Here is a short list of location-based marketing milestones:

  • Pre-Internet: We had postal code and clumsy direct marketing list management.

  • Late 1990s: With Internet and the unique mapping of IP addresses marketers began digitally buckshot targeting areas the size of a postal area.

  • 2000s: With a phone in the consumer’s pocket, we could begin to target the owner and their digital behavior.

  • Late 2000s: As smart devices entered the market with GPS capability, satellite positioning allowed for geofencing.
  • In 2009, Foursquare took the mobile world by storm driving consumers into retail locations using GPS to promote loyalty services globally.
  • Early 2010s: Accuracy and indoor navigation was solved by combining smart WiFi services. Meraki and Aruba WiFi units powered better consumer targeting and engagement in browser. Cost-effective Bluetooth beacons provided the same hyperlocal (within one meter) targeting for mobile apps.
  • Mid-2015: We saw a boom in proximity marketing solutions in sports stadiums and malls.
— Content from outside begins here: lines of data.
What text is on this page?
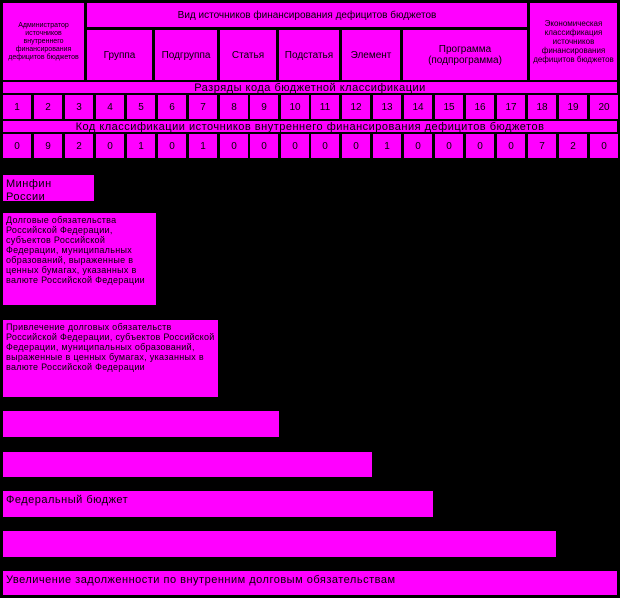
Администратор источников внутреннего финансирования дефицитов бюджетов
Вид источников финансирования дефицитов бюджетов
Экономическая классификация источников финансирования дефицитов бюджетов
Группа	Подгруппа	Статья	Подстатья	Элемент	Программа (подпрограмма)
Разряды кода бюджетной классификации
1	2	3	4	5	6	7	8	9	10	11	12	13	14	15	16	17	18	19	20
Код классификации источников внутреннего финансирования дефицитов бюджетов
0	9	2	0	1	0	1	0	0	0	0	0	1	0	0	0	0	7	2	0
Минфин России
Долговые обязательства Российской Федерации, субъектов Российской Федерации, муниципальных образований, выраженные в ценных бумагах, указанных в валюте Российской Федерации
Привлечение долговых обязательств Российской Федерации, субъектов Российской Федерации, муниципальных образований, выраженные в ценных бумагах, указанных в валюте Российской Федерации
Федеральный бюджет
Увеличение задолженности по внутренним долговым обязательствам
  • In 2017, location went social. Millions of consumers held their mobile phones up to catch Pokémon Go using augmented reality to collect fantasy creatures.      
  • In 2018, companies such as GEON.Network and verses.io are beginning to create new platforms combining location, augmented reality and cryptocurrency to drive engagement and network value, all on the blockchain.

Gary Schwartz is the author of The Impulse Economy and FAST SHOPPER, SLOW STORE and is the Global Director of the Location Based Marketing Association. Schwartz has played a leadership role in the North American technology industry, founding, investing in and managing a number of companies in the adtech, healthtech, fintech, social media, automotive and blockchain verticals.